Title: Re: Problem of the week - 11/03/2013
Post by: Rutherford on March 18, 2013, 02:46:40 PM
Yes, but I got a new answer by calculation as I wrote:
Okay, sorry then  ::). I initially thought that it is asked to calculate the Si-C bond length in silicon carbide crystal, and that's the answer I posted. I saw now that it is asked to calculate the covalent radius of Si, therefore I have a new answer that I will post (with calculations) when you want me to.
and it's in agreement with the data Mr. Inquisitive found. I had to find the covalent radius of carbon to calculate the covalent radius of silicon, as I don't think that it is otherwise possible.
Title: Re: Problem of the week - 11/03/2013
Post by: Corribus on March 18, 2013, 03:05:06 PM
111.4 pm is the answer I calculated as well.  The only "outside" information I used to arrive at this answer was the molecular masses of carbon and silicon and a little information about the way the atoms are arranged in the diamond unit cell.  I did make the assumption that the covalent radius of carbon is the same in diamond and silicon carbide. 
Title: Re: Problem of the week - 11/03/2013
Post by: Borek on March 18, 2013, 03:23:24 PM
Yes, 111 pm is the answer I was looking for (and 77 pm for carbon - important intermediate result).

Anyone willing to explain how they got the result?
Title: Re: Problem of the week - 11/03/2013
Post by: Rutherford on March 18, 2013, 04:06:33 PM
I've done this again to be more precise before posting it here and I got a slightly different result  ???, it's 111.61pm.

First to calculate the length of the unit cell of diamond using the density of diamond:
ρ=m/V, m=M·nC/Na, V=a3, where a is the length of the unit cell, M is the molar mass of carbon, Na is Avogadro's number and nC is the number of species in the unit cell (8 for diamond).
I get the equation ρ=nC*M/(Na·a3). From this equation a is equal to 3.5722·10-8cm.

Now, to calculate the covalent radius of carbon. The half of the smaller diagonal of the unit cell is equal to a·sqrt(2)/2, and it is one side of a triangle that 3 C atoms are making, the other two sides are C-C bonds (as shown in the attached picture). The angle between the two C-C bonds are 109°28' (because the C atom that is in the picture connected to two C atoms is in a tetrahedral hole and therefore the tetrahedron angle). I mark the C-C bond length with x, and using the law of cosines: a2/2=2x2-2x2cos109°28' I got that x=1.5469·10-8cm. rC is the covalent radius of C and x=2rC, therefore rc=77.34pm.

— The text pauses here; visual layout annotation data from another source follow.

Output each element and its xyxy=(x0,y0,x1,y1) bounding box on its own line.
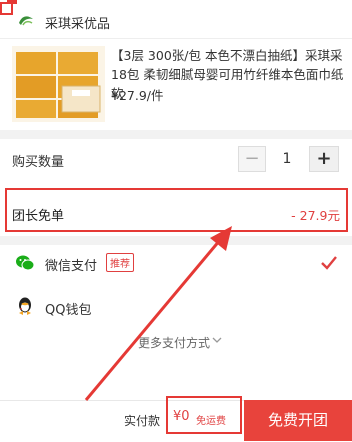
chevron-down-icon[interactable] xyxy=(212,337,222,344)
leader-discount-label: 团长免单 xyxy=(12,209,65,224)
decrease-button[interactable]: − xyxy=(238,146,266,172)
qq-wallet-label: QQ钱包 xyxy=(45,303,92,318)
leader-discount-value: - 27.9元 xyxy=(291,208,340,223)
recommended-badge: 推荐 xyxy=(106,253,134,272)
divider xyxy=(0,38,352,39)
section-divider xyxy=(0,130,352,139)
product-thumbnail[interactable] xyxy=(12,46,105,122)
check-icon xyxy=(321,256,337,270)
share-icon[interactable] xyxy=(0,0,18,18)
wechat-icon xyxy=(16,255,34,271)
section-divider xyxy=(0,236,352,245)
quantity-label: 购买数量 xyxy=(12,155,65,170)
start-group-button[interactable]: 免费开团 xyxy=(244,400,352,441)
amount-label: 实付款 xyxy=(124,414,161,428)
amount-value: ¥0 xyxy=(173,409,190,424)
increase-button[interactable]: + xyxy=(309,146,339,172)
product-price: ¥27.9/件 xyxy=(111,88,164,103)
more-payment-methods[interactable]: 更多支付方式 xyxy=(138,334,210,351)
free-shipping-label: 免运费 xyxy=(196,416,226,427)
quantity-value[interactable]: 1 xyxy=(272,146,302,172)
quantity-stepper: − 1 + xyxy=(238,146,339,172)
qq-penguin-icon xyxy=(19,297,31,315)
wechat-pay-label: 微信支付 xyxy=(45,259,98,274)
store-name[interactable]: 采琪采优品 xyxy=(45,13,110,32)
store-logo-icon xyxy=(19,16,33,26)
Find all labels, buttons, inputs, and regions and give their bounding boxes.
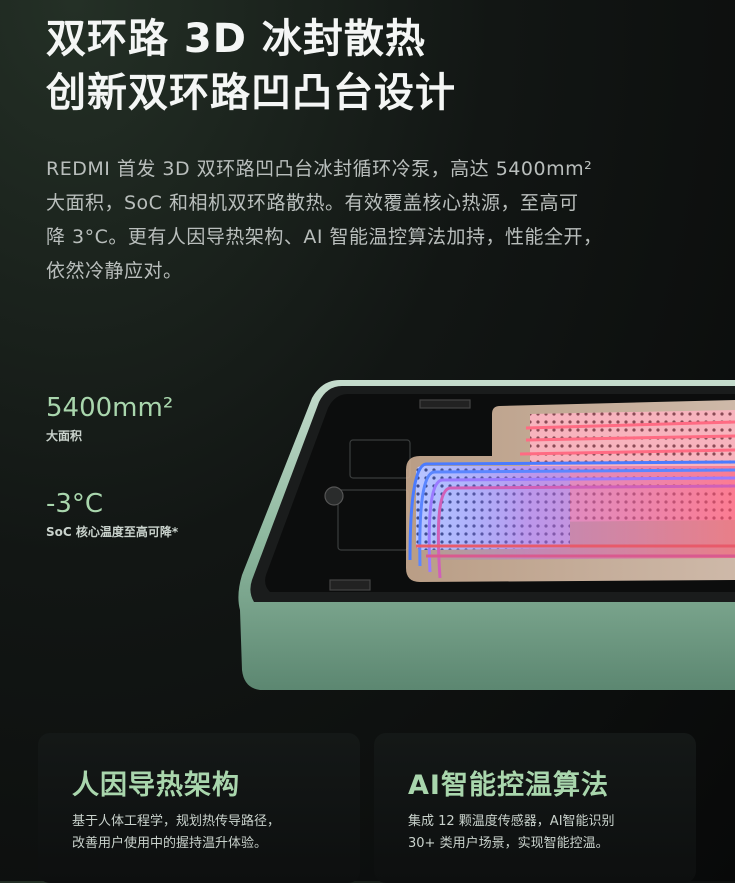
stat-area-value: 5400mm² bbox=[46, 393, 174, 423]
card-text-ai-control-line-1: 集成 12 颗温度传感器，AI智能识别 bbox=[408, 814, 615, 829]
page-title: 双环路 3D 冰封散热 创新双环路凹凸台设计 bbox=[46, 12, 456, 120]
card-text-ai-control-line-2: 30+ 类用户场景，实现智能控温。 bbox=[408, 836, 609, 851]
card-text-ergonomic-line-1: 基于人体工程学，规划热传导路径， bbox=[72, 814, 281, 829]
card-text-ergonomic-line-2: 改善用户使用中的握持温升体验。 bbox=[72, 836, 268, 851]
card-text-ergonomic: 基于人体工程学，规划热传导路径， 改善用户使用中的握持温升体验。 bbox=[72, 811, 342, 855]
stat-area-label: 大面积 bbox=[46, 429, 83, 443]
stat-temperature-value: -3°C bbox=[46, 489, 104, 519]
phone-cooling-illustration bbox=[238, 380, 735, 690]
title-line-1: 双环路 3D 冰封散热 bbox=[46, 16, 426, 62]
card-title-ai-control: AI智能控温算法 bbox=[408, 770, 609, 801]
card-title-ergonomic: 人因导热架构 bbox=[72, 770, 240, 801]
stat-temperature-label: SoC 核心温度至高可降* bbox=[46, 525, 179, 539]
description-line-4: 依然冷静应对。 bbox=[46, 260, 183, 282]
title-line-2: 创新双环路凹凸台设计 bbox=[46, 70, 456, 116]
feature-card-ai-control: AI智能控温算法 集成 12 颗温度传感器，AI智能识别 30+ 类用户场景，实… bbox=[374, 733, 696, 883]
stat-temperature: -3°C SoC 核心温度至高可降* bbox=[46, 488, 178, 540]
description-line-2: 大面积，SoC 和相机双环路散热。有效覆盖核心热源，至高可 bbox=[46, 192, 579, 214]
description-line-3: 降 3°C。更有人因导热架构、AI 智能温控算法加持，性能全开， bbox=[46, 226, 603, 248]
description-line-1: REDMI 首发 3D 双环路凹凸台冰封循环冷泵，高达 5400mm² bbox=[46, 158, 593, 180]
feature-description: REDMI 首发 3D 双环路凹凸台冰封循环冷泵，高达 5400mm² 大面积，… bbox=[46, 152, 686, 288]
feature-card-ergonomic: 人因导热架构 基于人体工程学，规划热传导路径， 改善用户使用中的握持温升体验。 bbox=[38, 733, 360, 883]
card-text-ai-control: 集成 12 颗温度传感器，AI智能识别 30+ 类用户场景，实现智能控温。 bbox=[408, 811, 678, 855]
stat-area: 5400mm² 大面积 bbox=[46, 392, 173, 444]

The same procedure is for the unit cell of SiC. Using the formula for density I got that a=4.3634·10-8cm. Using the law of cosines (C atoms are in the tetrahedral holes), x=1.8895·10-8cm. x=rC+rSi, and finally rSi=111.61pm

The C atoms in the picture aren't in the same plane. The ones in the tetrahedral holes are a little further from the observer that the other three C atoms.
Title: Re: Problem of the week - 11/03/2013
Post by: Borek on March 18, 2013, 04:24:00 PM
Don't worry about these small differences - for example, I used 6.02×1023 for Avogadro's number, if you have added fourth digit, your results will be different in the fourth significant digit (which they are!). And we are given density with 3 SD only, so any difference after 111 is laughable.